Architectures and functions of tandem riboswitch arrangements. (A) Cooperative glycine riboswitch system that yields a more digital genetic response in numerous Gram positive bacteria including in the 5′ UTR of the B. subtilis gcvT gene (Mandal et al. 2004). (B) Tandem TPP riboswitches from the 5′ UTR of the thiamin metabolism gene tenA from Bacillus anthracis (Welz and Breaker 2007). (C) Tandem SAM-II and SAM-V riboswitches identified in ocean bacteria such as “Cand.

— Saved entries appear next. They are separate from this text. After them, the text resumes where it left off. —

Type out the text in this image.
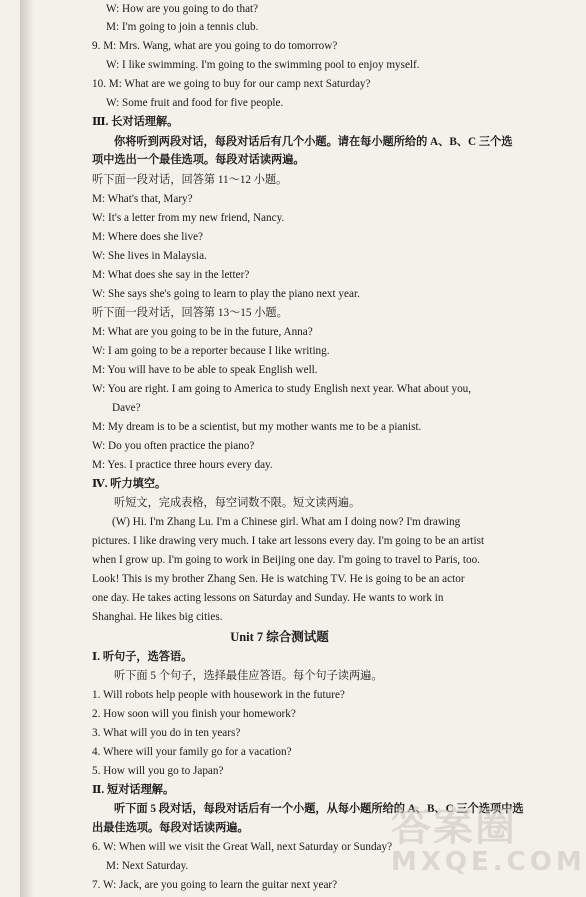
W: How are you going to do that?
M: I'm going to join a tennis club.
9. M: Mrs. Wang, what are you going to do tomorrow?
W: I like swimming. I'm going to the swimming pool to enjoy myself.
10. M: What are we going to buy for our camp next Saturday?
W: Some fruit and food for five people.
Ⅲ. 长对话理解。
你将听到两段对话，每段对话后有几个小题。请在每小题所给的 A、B、C 三个选
项中选出一个最佳选项。每段对话读两遍。
听下面一段对话，回答第 11～12 小题。
M: What's that, Mary?
W: It's a letter from my new friend, Nancy.
M: Where does she live?
W: She lives in Malaysia.
M: What does she say in the letter?
W: She says she's going to learn to play the piano next year.
听下面一段对话，回答第 13～15 小题。
M: What are you going to be in the future, Anna?
W: I am going to be a reporter because I like writing.
M: You will have to be able to speak English well.
W: You are right. I am going to America to study English next year. What about you,
Dave?
M: My dream is to be a scientist, but my mother wants me to be a pianist.
W: Do you often practice the piano?
M: Yes. I practice three hours every day.
Ⅳ. 听力填空。
听短文，完成表格，每空词数不限。短文读两遍。
(W) Hi. I'm Zhang Lu. I'm a Chinese girl. What am I doing now? I'm drawing
pictures. I like drawing very much. I take art lessons every day. I'm going to be an artist
when I grow up. I'm going to work in Beijing one day. I'm going to travel to Paris, too.
Look! This is my brother Zhang Sen. He is watching TV. He is going to be an actor
one day. He takes acting lessons on Saturday and Sunday. He wants to work in
Shanghai. He likes big cities.
Unit 7 综合测试题
Ⅰ. 听句子，选答语。
听下面 5 个句子，选择最佳应答语。每个句子读两遍。
1. Will robots help people with housework in the future?
2. How soon will you finish your homework?
3. What will you do in ten years?
4. Where will your family go for a vacation?
5. How will you go to Japan?
Ⅱ. 短对话理解。
听下面 5 段对话，每段对话后有一个小题，从每小题所给的 A、B、C 三个选项中选
出最佳选项。每段对话读两遍。
6. W: When will we visit the Great Wall, next Saturday or Sunday?
M: Next Saturday.
7. W: Jack, are you going to learn the guitar next year?
答案圈
MXQE.COM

P. ubique” (Poiata et al. 2009). (D) A two-input Boolean NOR logic gate composed of tandem riboswitches for SAM and AdoCbl located in the metE gene from Bacillus clausii (Sudarsan et al. 2006).

Figure 7.

A possible path for the descent of modern riboswitches from RNA World ribozymes. SAM-dependent RNAs were arbitrarily chosen as an example. (Stage I) Emergence of ribozymes that synthesize SAM. Ribozymes might have coupled methionine to a 5′-terminal ATP moiety or coupled methionine to a free ATP substrate. (Stage II) Utilization of SAM by diverse methyltransferase ribozymes. In a complex RNA World, various methyltransferase ribozymes might have been present that used SAM as a prosthetic group or as a diffusible cofactor. (Stage III) Co-opting ribozyme subdomains to create RNA switches. Allosteric systems that controlled ribozyme function or that controlled the biosynthesis of new RNAs could have made use of variant SAM-binding domains of certain methyltransferase ribozymes. (Stage IV) Perseverance of ancient SAM-binding aptamers and their use in modern riboswitches. (Adapted, with permission, from Breaker 2006.)